RAWALPINDI: The capital may be a city starved for authentic desi culinary experiences, but next door in Pindi, one single street has delectables on offer to satisfy even the more voracious of appetites.

Kirtarpura Main Bazaar in the heart of the garrison city is perhaps best known for the ‘food street’ near Banni Chowk. Just off Saidpur Road, the area is abuzz with activity all day long and, due to construction on the metro bus, so congested that it is a nightmare to negotiate.

But this is Ramazan and shopkeepers mostly open house after taraveeh prayers.

As clocks strike midnight, the narrow lane that has come to be known as the Banni food street comes alive. Vats of delicious nihari, massive cauldrons of steaming paye, the sizzle of spicy pathooras on industrial-scale woks and the cries of various food mongers hawking their wares greet you as you walk into the alley.
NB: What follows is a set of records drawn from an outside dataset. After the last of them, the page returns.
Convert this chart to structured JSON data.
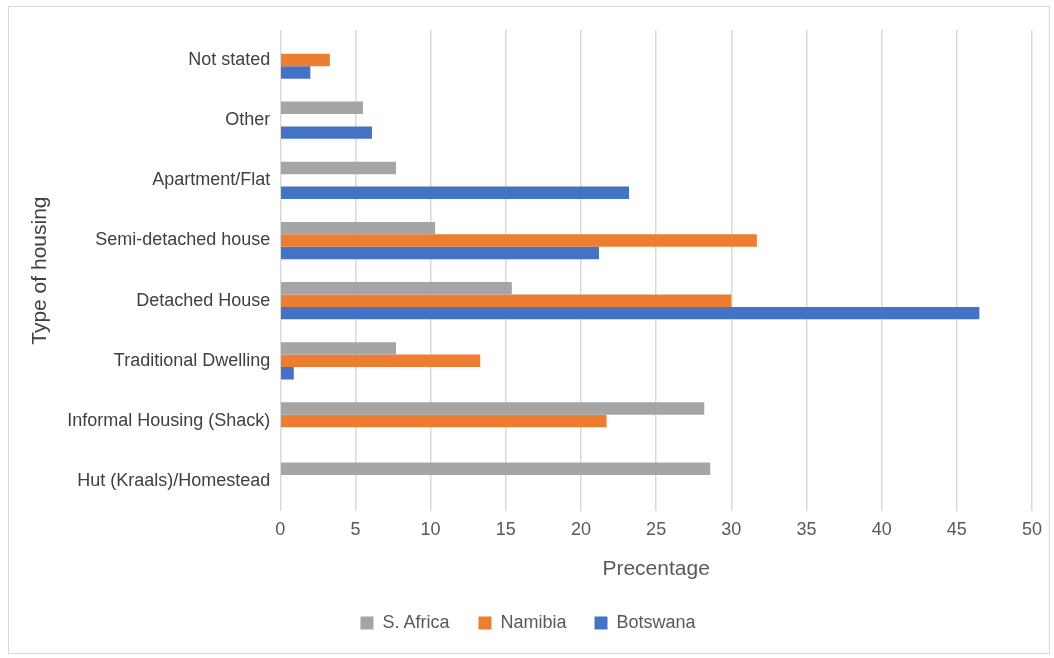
{
  "chart_data": {
    "type": "bar",
    "orientation": "horizontal",
    "xlabel": "Precentage",
    "ylabel": "Type of housing",
    "categories": [
      "Not stated",
      "Other",
      "Apartment/Flat",
      "Semi-detached house",
      "Detached House",
      "Traditional Dwelling",
      "Informal Housing (Shack)",
      "Hut (Kraals)/Homestead"
    ],
    "series": [
      {
        "name": "S. Africa",
        "color": "#a5a5a5",
        "values": [
          null,
          5.5,
          7.7,
          10.3,
          15.4,
          7.7,
          28.2,
          28.6
        ]
      },
      {
        "name": "Namibia",
        "color": "#ed7d31",
        "values": [
          3.3,
          null,
          null,
          31.7,
          30.0,
          13.3,
          21.7,
          null
        ]
      },
      {
        "name": "Botswana",
        "color": "#4472c4",
        "values": [
          2.0,
          6.1,
          23.2,
          21.2,
          46.5,
          0.9,
          null,
          null
        ]
      }
    ],
    "xlim": [
      0,
      50
    ],
    "xticks": [
      0,
      5,
      10,
      15,
      20,
      25,
      30,
      35,
      40,
      45,
      50
    ],
    "grid": "x",
    "legend": "bottom"
  }
}
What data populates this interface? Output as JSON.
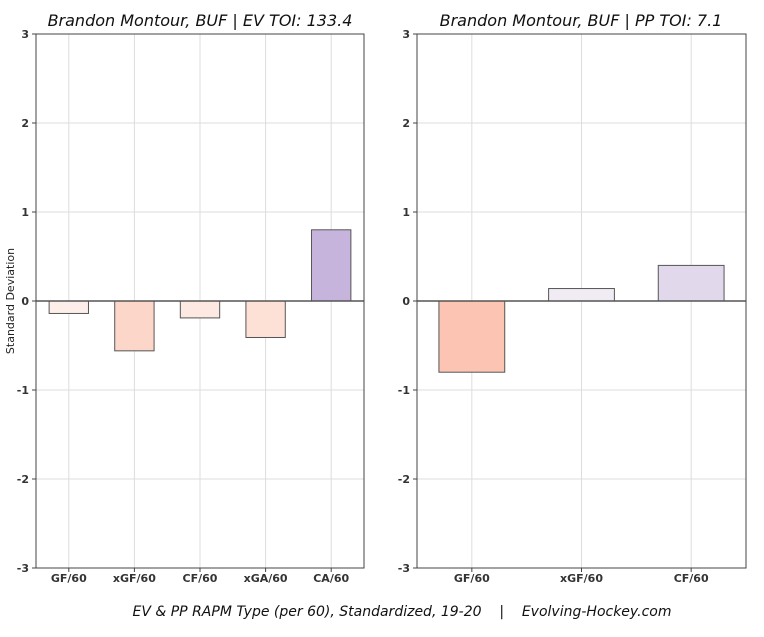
{
  "chart_data": [
    {
      "type": "bar",
      "title": "Brandon Montour, BUF  |  EV TOI: 133.4",
      "ylabel": "Standard Deviation",
      "categories": [
        "GF/60",
        "xGF/60",
        "CF/60",
        "xGA/60",
        "CA/60"
      ],
      "values": [
        -0.14,
        -0.56,
        -0.19,
        -0.41,
        0.8
      ],
      "colors": [
        "#fdeeea",
        "#fdd6ca",
        "#fde8e2",
        "#fde0d6",
        "#c6b4dd"
      ],
      "ylim": [
        -3,
        3
      ],
      "yticks": [
        "-3",
        "-2",
        "-1",
        "0",
        "1",
        "2",
        "3"
      ],
      "grid": true
    },
    {
      "type": "bar",
      "title": "Brandon Montour, BUF  |  PP TOI: 7.1",
      "categories": [
        "GF/60",
        "xGF/60",
        "CF/60"
      ],
      "values": [
        -0.8,
        0.14,
        0.4
      ],
      "colors": [
        "#fcc4b2",
        "#f1ecf4",
        "#e1d8ec"
      ],
      "ylim": [
        -3,
        3
      ],
      "yticks": [
        "-3",
        "-2",
        "-1",
        "0",
        "1",
        "2",
        "3"
      ],
      "grid": true
    }
  ],
  "caption": "EV & PP RAPM Type (per 60), Standardized, 19-20    |    Evolving-Hockey.com"
}
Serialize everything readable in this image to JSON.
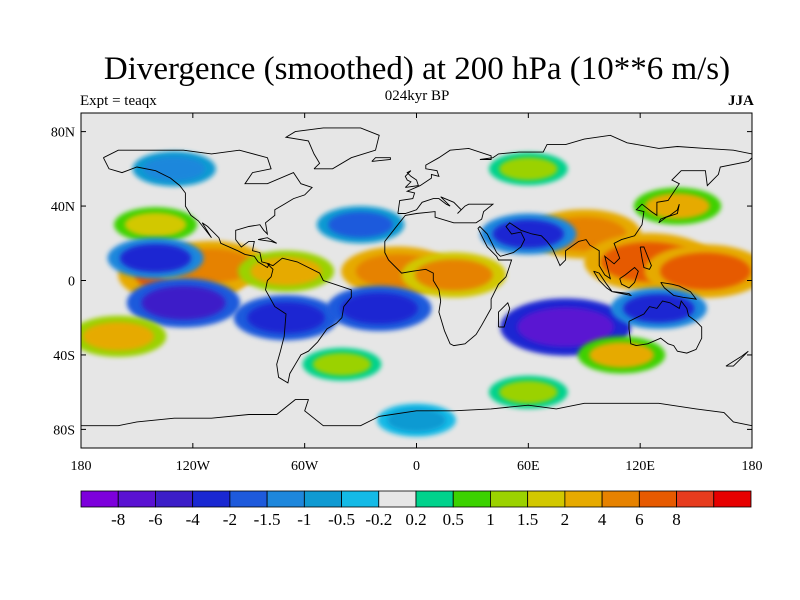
{
  "figure": {
    "title": "Divergence (smoothed) at 200 hPa (10**6 m/s)",
    "subtitle": "024kyr BP",
    "left_label": "Expt = teaqx",
    "right_label": "JJA"
  },
  "map": {
    "projection": "cylindrical-equidistant",
    "lon_range": [
      -180,
      180
    ],
    "lat_range": [
      -90,
      90
    ],
    "lat_ticks": [
      {
        "value": 80,
        "label": "80N"
      },
      {
        "value": 40,
        "label": "40N"
      },
      {
        "value": 0,
        "label": "0"
      },
      {
        "value": -40,
        "label": "40S"
      },
      {
        "value": -80,
        "label": "80S"
      }
    ],
    "lon_ticks": [
      {
        "value": -180,
        "label": "180"
      },
      {
        "value": -120,
        "label": "120W"
      },
      {
        "value": -60,
        "label": "60W"
      },
      {
        "value": 0,
        "label": "0"
      },
      {
        "value": 60,
        "label": "60E"
      },
      {
        "value": 120,
        "label": "120E"
      },
      {
        "value": 180,
        "label": "180"
      }
    ],
    "field": "divergence at 200 hPa",
    "background_color": "#e6e6e6",
    "coastline_color": "#000000"
  },
  "colorbar": {
    "colors": [
      "#7d00dc",
      "#5a12d2",
      "#3c1ec8",
      "#1a28d2",
      "#1e5adc",
      "#1e87dc",
      "#0f9ad2",
      "#14bae6",
      "#e6e6e6",
      "#00d28c",
      "#3cd200",
      "#9bd200",
      "#d2c800",
      "#e6aa00",
      "#e68200",
      "#e65a00",
      "#e63c1e",
      "#e60000"
    ],
    "labels": [
      "-8",
      "-6",
      "-4",
      "-2",
      "-1.5",
      "-1",
      "-0.5",
      "-0.2",
      "0.2",
      "0.5",
      "1",
      "1.5",
      "2",
      "4",
      "6",
      "8"
    ]
  },
  "chart_data": {
    "type": "heatmap",
    "title": "Divergence (smoothed) at 200 hPa (10**6 m/s)",
    "subtitle": "024kyr BP",
    "experiment": "Expt = teaqx",
    "season": "JJA",
    "x_range": [
      -180,
      180
    ],
    "y_range": [
      -90,
      90
    ],
    "contour_levels": [
      -8,
      -6,
      -4,
      -2,
      -1.5,
      -1,
      -0.5,
      -0.2,
      0.2,
      0.5,
      1,
      1.5,
      2,
      4,
      6,
      8
    ],
    "regions": [
      {
        "lon": -125,
        "lat": 3,
        "value": 7
      },
      {
        "lon": -110,
        "lat": 8,
        "value": 5
      },
      {
        "lon": -70,
        "lat": 5,
        "value": 3
      },
      {
        "lon": -10,
        "lat": 5,
        "value": 5
      },
      {
        "lon": 20,
        "lat": 3,
        "value": 4
      },
      {
        "lon": 90,
        "lat": 25,
        "value": 5
      },
      {
        "lon": 125,
        "lat": 10,
        "value": 7
      },
      {
        "lon": 155,
        "lat": 5,
        "value": 6
      },
      {
        "lon": 140,
        "lat": 40,
        "value": 2
      },
      {
        "lon": -140,
        "lat": 30,
        "value": 1.5
      },
      {
        "lon": -125,
        "lat": -12,
        "value": -5
      },
      {
        "lon": -70,
        "lat": -20,
        "value": -4
      },
      {
        "lon": -20,
        "lat": -15,
        "value": -4
      },
      {
        "lon": 80,
        "lat": -25,
        "value": -7
      },
      {
        "lon": 130,
        "lat": -15,
        "value": -3
      },
      {
        "lon": 60,
        "lat": 25,
        "value": -3
      },
      {
        "lon": -140,
        "lat": 12,
        "value": -3
      },
      {
        "lon": -30,
        "lat": 30,
        "value": -2
      },
      {
        "lon": 0,
        "lat": -75,
        "value": -1
      },
      {
        "lon": -160,
        "lat": -30,
        "value": 3
      },
      {
        "lon": 110,
        "lat": -40,
        "value": 2
      },
      {
        "lon": -40,
        "lat": -45,
        "value": 1
      },
      {
        "lon": 60,
        "lat": -60,
        "value": 1
      },
      {
        "lon": -130,
        "lat": 60,
        "value": -1.5
      },
      {
        "lon": 60,
        "lat": 60,
        "value": 1
      }
    ]
  }
}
Just around the corner from the food street is the famous Bala Tikka House. Bala, or Iqbal, has been tantalising Pindiites’ taste buds for as long as most people can remember.

His karahi is the stuff of food lore and his secret is variety. You can have a normal chicken karahi or one cooked in butter. You can order barbequed kebabs and boti, or you can have them cooked in desi ghee and served as a karahi; the options are seemingly endless.

Bala does great business all year round, so it’s little surprise that things pick up over Ramazan as well. But owners of smaller outlets inside are inundated with ravenous visitors, all pining for a taste of the delicacies on offer.

(Clockwise from top) Cooks hand out servings of delicious paye; food-lovers throng Kala Khan’s famous nihari joint; and, a traditionally-dressed worker prepares lassi.— Photos by Khurram Amin
(Clockwise from top) Cooks hand out servings of delicious paye; food-lovers throng Kala Khan’s famous nihari joint; and, a traditionally-dressed worker prepares lassi.— Photos by Khurram Amin

Another one of Kirtarpura’s culinary institutions is Kala Khan, the nihari-wallah. An unassuming hole-in-the-wall from all appearances, the legend of Kala Khan is as dense as his gooey, Karachi-style nihari. Priding themselves on cooking with only the finest mutton, this establishment has a cult-like following and many Pindiites swear by the quality of the nihari in Kala Khan’s cauldron. It is no surprise then that the man behind the food usually goes through his entire stock within the span of a few short hours at Sehri time.

The food street’s tandoors too are a class apart. Boasting unheard-of specialties such as ‘Chicken Roghni Naan’ and ‘Qeema Roghni Naan’, everything here promises a full stomach and massive amounts of grease; the key ingredients to any desi dining experience.

Makhni Chana and saag, grilled fish and barbequed chicken, creamy lassi and refreshing rose sherbet, kheer, firni, sweetmeats of all kinds: you’ll find it all here.

It is an hour before Sehri time ends and Suhail Ahmed is happily munching on some nihari. He says Kirtarpura has become a sort of informal food street because the ‘officially designated’ food street at Shamsabad hadn’t really taken off.

He and ten of his friends, fresh from a Ramazan night cricket match, said they had had their fill of food and drink for Rs2,200, a pittance compared to the exorbitant rates charged by most restaurants in the twin cities.

Mohammad Khan, who sells crisp pathooras, told Dawn that Kirtarpura and Banni Chowk was famous for being a Hindu quarter before partition. This was where fairs and festivals were held and this area has always been abuzz with activity.

Samad Khan, a visitor from Islamabad, said he had a lot of friends from abroad who wanted to get a taste of traditional Pakistani food.

“So I bring them here because Kirtarpura showcases desi cuisine best,” he said.

Mohammad, whose family has living and worked here for over half a century, says that unlike Lahore, where the Punjab government made efforts to officially designate areas as ‘food streets’ as developed them, no such measures were taken for Kirtarpura.